While I think we should be able to sentence some people to death, expanding the list of crimes is a perverse incentive.

Chen turns to his friend Wu Guang and asks “What’s the penalty for being late?”

“Death,” says Wu.

“And what’s the penalty for rebellion?”

“Death,” says Wu.

“Well then…” says Chen Sheng.

And thus began the famous Dazexiang Uprising, which caused thousands of deaths and helped usher in a period of instability and chaos that resulted in the fall of the Qin Dynasty three years later.

I’m saying the death penalty should be safe, legal, and rare.

When I see people arguing for expansion of the death penalty to (child) rapists, this is often my main concern- if the penalty is already death, it increases incentives to go ahead and kill the victim before they become a witness.

This proves too much and can be stretched until it precludes all punishment.

(Chemical) castration for child rapists is still on the table.

Please elaborate. It seems to be limited to only the expansion of using the most severe allowable punishment (so would also be the case if the punishment for both murder and child rape were life without parole, but would not apply if the punishment for child rape were death but the punishment for murder was torture then death) for things less than murder.

One of the reasons why ancient legal codes where execution was a common punishment allowed for various different methods of execution, allowed for punishments beyond execution (such as also killing one's family, seizing lands and titles) etc.

Edit: To carry on the Qin example, if the penalty for being late was death but the penalty for treason was death and seizure of all your family's assets, there would still be incentive to not commit treason.

The issue I take with your argument above is that it hinges on whether the escalation of the penalty from life in prison to death incentivizes the escalation of child rape to child murder. As far as I can see, a child rapist may as well escalate to child murder in order to eliminate a witness that may lead to his lifelong imprisonment. Or to his less long imprisonment. Or to his public flogging. Or to his being fined.

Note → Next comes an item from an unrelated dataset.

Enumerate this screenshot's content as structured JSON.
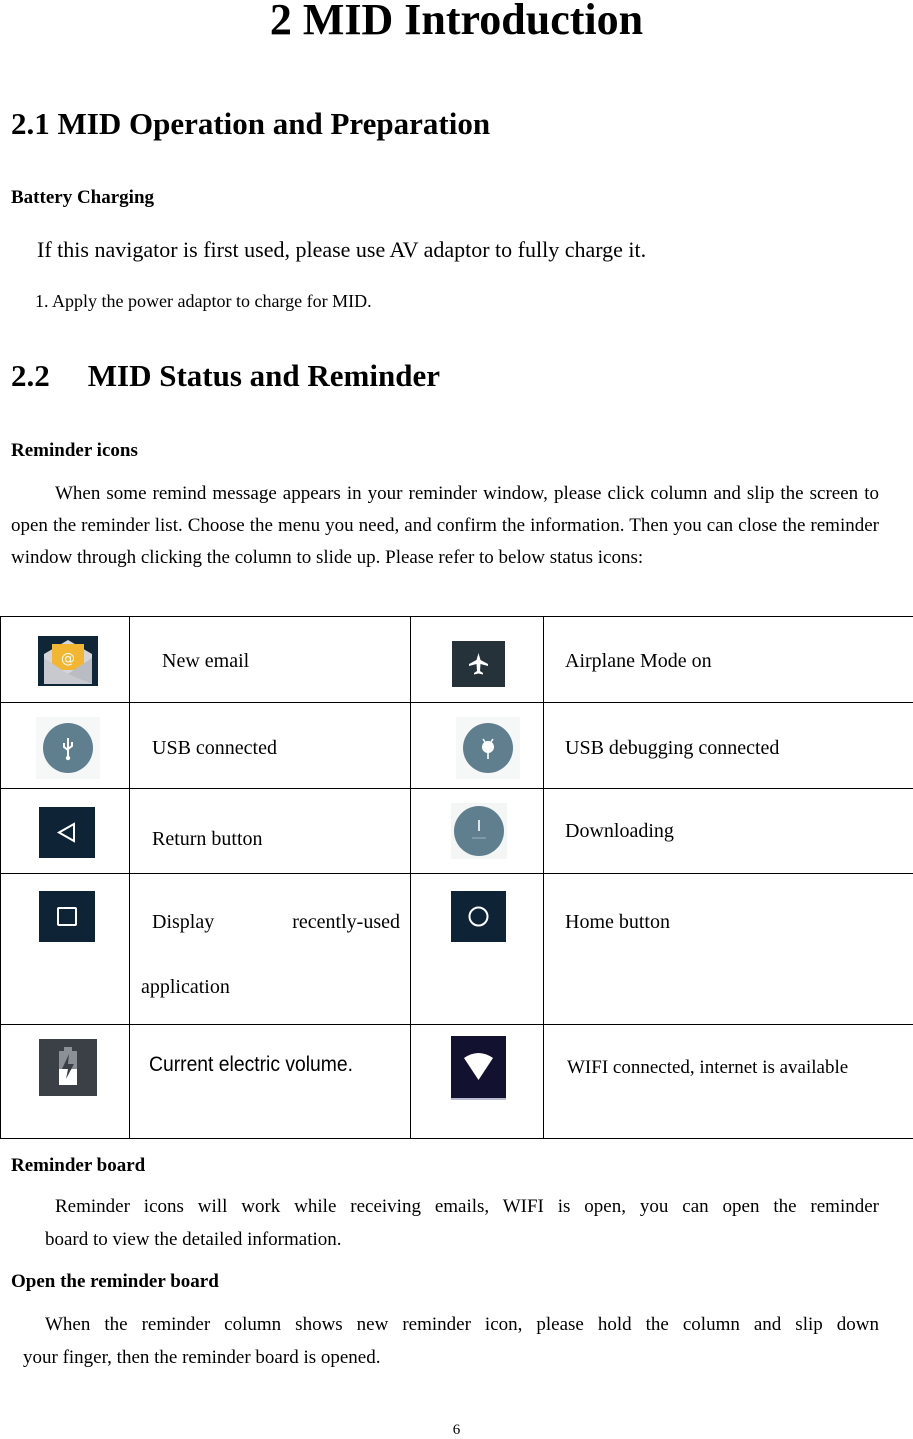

Obviously the likelihood decreases the further down we go, but I find it somewhat arbitrary to pick out any one point and say "here we may not escalate the punishment no matter how severe the crime, lest the criminal commit further crimes in order to increase his odds of going unpunished altogether".

Maybe I'm being overly critical because it runs counter to my own views on justice. Not sure, to be honest.

I mean, the French found something like that when the penalty for rape was close to the one for murder. Rapists were silencing their victims. Permanently. So if you can commit one crime and then cover it up with a second, greater crime, it seems good to not have incentives to do that. You have two competing goals here…reducing the number of child rapists, and reducing the number of murders.

Thank you for elaborating, that makes more sense.

Maybe I'm being overly critical because it runs counter to my own views on justice. Not sure, to be honest.

Fair, even I have a point where I say "to hell with the utilitarian calculus, this must be punished harshly" (i.e even if somehow just making murder legal provided a drastic reduction in what we would currently call murders I still wouldn't be able to stomach such a state of affairs).

My only pushback would be that I do not consider this particular point arbitrary, because while for the rest

As far as I can see, a child rapist may as well escalate to child murder in order to eliminate a witness that may lead to his lifelong imprisonment. Or to his less long imprisonment. Or to his public flogging. Or to his being fined.

there is still possibility of a downside to committing another crime to reduce the chances of being caught for the first- yes, maybe they'll opt to take their chances with the death penalty to reduce their chances of life imprisonment or any imprisonment etc, but once the punishments are equal it is ALWAYS "correct" to commit any additional crimes that reduce the chance of being caught by any amount.